Thursday, July 23, 2009

Examination of Conscience

I'm taking this from Evangelical Catholicism, who got it from Fr. Dubay's book Happy Are You Poor.  Great examination of conscience:
By what standards do I determine what is necessary?

Do I collect unneeded things? Do I hoard possessions?

May I, on Gospel principles, buy clothes at the dictates of fashion designers in Paris and New York? Am I slave to fashion? Do I live in other peoples’ minds? Why really do I have all the clothes I have: shirts, blouses, suits, dresses, shoes, gloves?

Am I an inveterate nibbler? Do I eat because I am bored? Do the weight charts convict me of superfluity in eating and drinking? Do I take second helpings simply for the pleasure they afford?

Do I keep unneeded books and papers and periodicals and notes?

Do I retain two or three identical items (clocks, watches, scarves) of which I really need only one?

Do I spend money on trinkets and unnecessary conveniences?

In the winter, do we keep our thermostat, at a setting higher than health experts advise: 68 degrees?

When I think of my needs, do I also think of the far more drastic needs of the teeming millions in the third world?

Do I need the traveling I do more than the poor need food and clothing and medical care?

Am I right in contributing to the billions of dollars spent each year on cosmetics?

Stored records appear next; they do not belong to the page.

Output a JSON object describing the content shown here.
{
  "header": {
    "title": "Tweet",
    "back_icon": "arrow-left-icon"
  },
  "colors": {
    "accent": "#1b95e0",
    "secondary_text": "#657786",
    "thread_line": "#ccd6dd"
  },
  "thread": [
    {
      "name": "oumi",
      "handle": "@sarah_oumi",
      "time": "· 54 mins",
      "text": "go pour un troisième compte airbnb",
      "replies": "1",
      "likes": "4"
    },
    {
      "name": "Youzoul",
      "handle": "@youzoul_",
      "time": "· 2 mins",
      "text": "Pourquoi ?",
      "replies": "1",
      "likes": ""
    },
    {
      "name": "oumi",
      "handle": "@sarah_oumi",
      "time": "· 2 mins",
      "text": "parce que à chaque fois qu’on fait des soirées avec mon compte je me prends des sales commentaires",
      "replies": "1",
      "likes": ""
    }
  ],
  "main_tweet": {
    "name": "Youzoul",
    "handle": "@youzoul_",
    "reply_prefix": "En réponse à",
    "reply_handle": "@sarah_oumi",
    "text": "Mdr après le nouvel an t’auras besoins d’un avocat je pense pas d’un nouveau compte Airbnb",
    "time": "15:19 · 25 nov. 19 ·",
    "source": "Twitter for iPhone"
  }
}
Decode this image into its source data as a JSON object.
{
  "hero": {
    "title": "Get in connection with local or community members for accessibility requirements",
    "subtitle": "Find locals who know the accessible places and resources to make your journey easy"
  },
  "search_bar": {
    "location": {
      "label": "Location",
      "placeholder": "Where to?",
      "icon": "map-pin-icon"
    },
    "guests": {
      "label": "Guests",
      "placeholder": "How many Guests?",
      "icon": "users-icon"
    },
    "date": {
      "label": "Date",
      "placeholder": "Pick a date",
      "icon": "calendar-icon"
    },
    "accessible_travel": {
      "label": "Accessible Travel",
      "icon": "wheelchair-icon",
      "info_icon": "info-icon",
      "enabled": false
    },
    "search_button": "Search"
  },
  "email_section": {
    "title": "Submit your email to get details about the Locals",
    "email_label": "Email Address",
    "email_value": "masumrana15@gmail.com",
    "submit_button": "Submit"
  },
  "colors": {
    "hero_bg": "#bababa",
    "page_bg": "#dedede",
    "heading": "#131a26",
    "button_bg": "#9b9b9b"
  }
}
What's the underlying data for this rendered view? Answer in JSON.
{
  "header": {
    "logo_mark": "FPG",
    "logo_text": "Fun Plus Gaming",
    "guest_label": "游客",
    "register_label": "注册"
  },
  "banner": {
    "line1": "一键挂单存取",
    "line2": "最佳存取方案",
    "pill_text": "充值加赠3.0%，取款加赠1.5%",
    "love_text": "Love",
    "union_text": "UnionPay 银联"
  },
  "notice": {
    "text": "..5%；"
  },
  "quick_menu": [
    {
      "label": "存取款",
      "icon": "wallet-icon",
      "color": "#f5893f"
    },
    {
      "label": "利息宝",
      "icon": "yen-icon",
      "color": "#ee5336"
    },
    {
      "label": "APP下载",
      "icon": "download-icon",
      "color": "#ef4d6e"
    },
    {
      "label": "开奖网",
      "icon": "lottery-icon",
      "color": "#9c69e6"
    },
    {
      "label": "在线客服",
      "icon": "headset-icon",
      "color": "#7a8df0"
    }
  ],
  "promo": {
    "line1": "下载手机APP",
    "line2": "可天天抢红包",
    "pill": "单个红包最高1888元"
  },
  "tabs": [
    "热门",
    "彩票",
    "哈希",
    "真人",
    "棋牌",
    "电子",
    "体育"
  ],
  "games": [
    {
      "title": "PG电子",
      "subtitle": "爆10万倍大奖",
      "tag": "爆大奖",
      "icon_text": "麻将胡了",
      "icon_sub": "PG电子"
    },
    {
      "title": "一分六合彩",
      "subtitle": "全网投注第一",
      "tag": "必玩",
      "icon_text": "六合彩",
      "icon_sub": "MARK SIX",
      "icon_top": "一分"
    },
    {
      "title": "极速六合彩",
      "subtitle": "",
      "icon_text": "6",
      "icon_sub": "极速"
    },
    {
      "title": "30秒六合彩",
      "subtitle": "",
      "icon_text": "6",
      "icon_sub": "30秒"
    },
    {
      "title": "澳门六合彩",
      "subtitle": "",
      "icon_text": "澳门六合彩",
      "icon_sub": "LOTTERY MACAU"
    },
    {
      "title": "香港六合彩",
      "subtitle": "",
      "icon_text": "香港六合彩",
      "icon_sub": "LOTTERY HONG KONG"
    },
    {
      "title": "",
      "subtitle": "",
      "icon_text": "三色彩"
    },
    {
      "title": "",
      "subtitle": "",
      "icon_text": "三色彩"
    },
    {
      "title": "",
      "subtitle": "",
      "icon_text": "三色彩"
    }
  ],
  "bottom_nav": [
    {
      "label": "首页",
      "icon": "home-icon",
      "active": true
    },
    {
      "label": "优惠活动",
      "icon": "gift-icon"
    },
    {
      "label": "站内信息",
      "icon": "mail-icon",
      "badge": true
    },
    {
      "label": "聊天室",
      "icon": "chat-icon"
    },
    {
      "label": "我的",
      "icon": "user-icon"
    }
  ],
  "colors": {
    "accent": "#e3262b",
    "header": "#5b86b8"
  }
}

How much of this can be called necessary?

Is smoking necessary for me?

Is drinking necessary for me?

Do I need to examine exactly what I mean by saying to myself, “I need this”?

Can I honestly say that all I use or possess is used or possessed for the glory of God (1 Cor 10:31)? Would he be given more glory by some other use?

Do I in the pauline sense “mind the things above, not those on earth” (Col 3:1-2)?

Nathan O'Halloran, SJ


Ellen said...

That is a great examen. Very practical and good for the modern day mindset. Thanks for sharing it.

Nathan O'Halloran, SJ said...

Thanks. I find it useful as a Jesuit considering expenses. The unneeded books one always gets me.